O Ministério Público Superior deixou de apresentar manifestação de mérito pela inexistência de interesse público a justificar a sua intervenção.

É o relatório. 

 


VOTO 


Presentes os pressupostos extrínsecos e intrínsecos do recurso, voto pelo seu conhecimento, passando, então, à análise do seu mérito.


I – PRELIMINAR DE ILEGITIMIDADE PASSIVA DA APELANTE

Discute-se no presente caso a irresignação do banco apelante quanto à sentença de piso que julgou parcialmente procedente os pleitos iniciais, por considerar que restou configurado o dano moral na hipótese, visto que houve negativação indevida do nome do autor e esta decorreu de contrato o qual reputou como nulo, ante a inexistência de demonstração da sua legalidade.

Antes de tudo, levantou o apelante a preliminar de ilegitimidade passiva, porquanto não seria ele o responsável pela negativação do nome do autor, ora apelado.

Todavia, depreende-se dos autos que a negativação decorreu de dívidas tributárias perante o Estado do Pernambuco, em consequência da propriedade do veículo.
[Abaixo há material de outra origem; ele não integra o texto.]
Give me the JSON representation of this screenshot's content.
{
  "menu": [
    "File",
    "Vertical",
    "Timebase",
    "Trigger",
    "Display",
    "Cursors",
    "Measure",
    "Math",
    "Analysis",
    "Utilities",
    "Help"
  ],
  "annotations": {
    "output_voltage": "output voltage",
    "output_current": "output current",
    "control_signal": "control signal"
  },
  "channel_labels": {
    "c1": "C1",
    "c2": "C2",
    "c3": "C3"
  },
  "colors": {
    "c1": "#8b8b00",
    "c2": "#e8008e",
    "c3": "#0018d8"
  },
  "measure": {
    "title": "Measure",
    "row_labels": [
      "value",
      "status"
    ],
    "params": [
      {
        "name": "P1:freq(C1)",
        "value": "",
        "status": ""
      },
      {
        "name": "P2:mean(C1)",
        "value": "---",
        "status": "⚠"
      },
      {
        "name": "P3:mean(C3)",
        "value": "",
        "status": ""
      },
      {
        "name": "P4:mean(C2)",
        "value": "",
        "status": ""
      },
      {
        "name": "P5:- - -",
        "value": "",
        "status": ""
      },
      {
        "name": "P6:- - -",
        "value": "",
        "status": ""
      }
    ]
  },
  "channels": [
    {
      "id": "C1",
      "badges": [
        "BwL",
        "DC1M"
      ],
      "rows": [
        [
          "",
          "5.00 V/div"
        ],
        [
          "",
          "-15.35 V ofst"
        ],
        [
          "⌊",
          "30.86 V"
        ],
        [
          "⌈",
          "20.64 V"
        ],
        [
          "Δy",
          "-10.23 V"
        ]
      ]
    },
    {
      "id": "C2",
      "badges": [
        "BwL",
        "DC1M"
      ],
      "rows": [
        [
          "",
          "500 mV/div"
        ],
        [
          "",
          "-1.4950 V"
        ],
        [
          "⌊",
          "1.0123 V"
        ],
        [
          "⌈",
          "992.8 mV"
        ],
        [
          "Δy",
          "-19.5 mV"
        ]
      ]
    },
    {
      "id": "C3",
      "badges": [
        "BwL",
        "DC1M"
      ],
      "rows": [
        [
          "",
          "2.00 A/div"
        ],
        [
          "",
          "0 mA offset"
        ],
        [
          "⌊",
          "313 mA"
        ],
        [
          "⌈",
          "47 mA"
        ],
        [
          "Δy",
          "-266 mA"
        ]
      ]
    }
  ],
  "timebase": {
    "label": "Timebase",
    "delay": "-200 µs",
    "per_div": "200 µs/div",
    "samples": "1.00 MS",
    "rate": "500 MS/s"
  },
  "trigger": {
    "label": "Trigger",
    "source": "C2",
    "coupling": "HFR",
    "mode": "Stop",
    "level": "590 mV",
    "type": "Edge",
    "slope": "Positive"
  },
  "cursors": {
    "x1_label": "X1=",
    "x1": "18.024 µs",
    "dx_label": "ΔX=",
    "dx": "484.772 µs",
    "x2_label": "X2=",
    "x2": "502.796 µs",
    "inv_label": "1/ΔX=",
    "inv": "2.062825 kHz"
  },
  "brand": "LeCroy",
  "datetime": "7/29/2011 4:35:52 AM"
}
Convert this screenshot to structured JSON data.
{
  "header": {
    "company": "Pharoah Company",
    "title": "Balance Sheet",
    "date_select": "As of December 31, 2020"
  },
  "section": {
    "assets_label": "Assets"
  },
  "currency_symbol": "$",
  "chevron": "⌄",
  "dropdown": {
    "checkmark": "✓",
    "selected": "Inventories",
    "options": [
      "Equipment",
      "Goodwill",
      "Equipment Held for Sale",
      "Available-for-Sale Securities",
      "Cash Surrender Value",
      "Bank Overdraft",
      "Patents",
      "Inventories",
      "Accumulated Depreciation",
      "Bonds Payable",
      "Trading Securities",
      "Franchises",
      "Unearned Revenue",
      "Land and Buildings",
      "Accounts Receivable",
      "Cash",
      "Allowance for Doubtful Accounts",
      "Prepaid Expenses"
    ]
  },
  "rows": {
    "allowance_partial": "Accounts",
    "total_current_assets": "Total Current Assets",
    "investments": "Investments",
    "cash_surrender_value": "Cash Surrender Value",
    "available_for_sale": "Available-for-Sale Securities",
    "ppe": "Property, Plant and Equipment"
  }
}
Portanto, tal circunstância impõe legitimidade ao apelante para figurar como requerido na ação de conhecimento.

Tal alegação não deve prosperar, pois têm legitimidade para a causa os titulares da relação jurídica material hipotética. E após analisar a documentação anexada pelo Estado de Pernambuco nos autos deste processo (fls. 53), vê-se que se trata de veículo alienado através do Banco Finasa/Bradesco, fato que motivou a inclusão do banco no polo passivo da demanda. 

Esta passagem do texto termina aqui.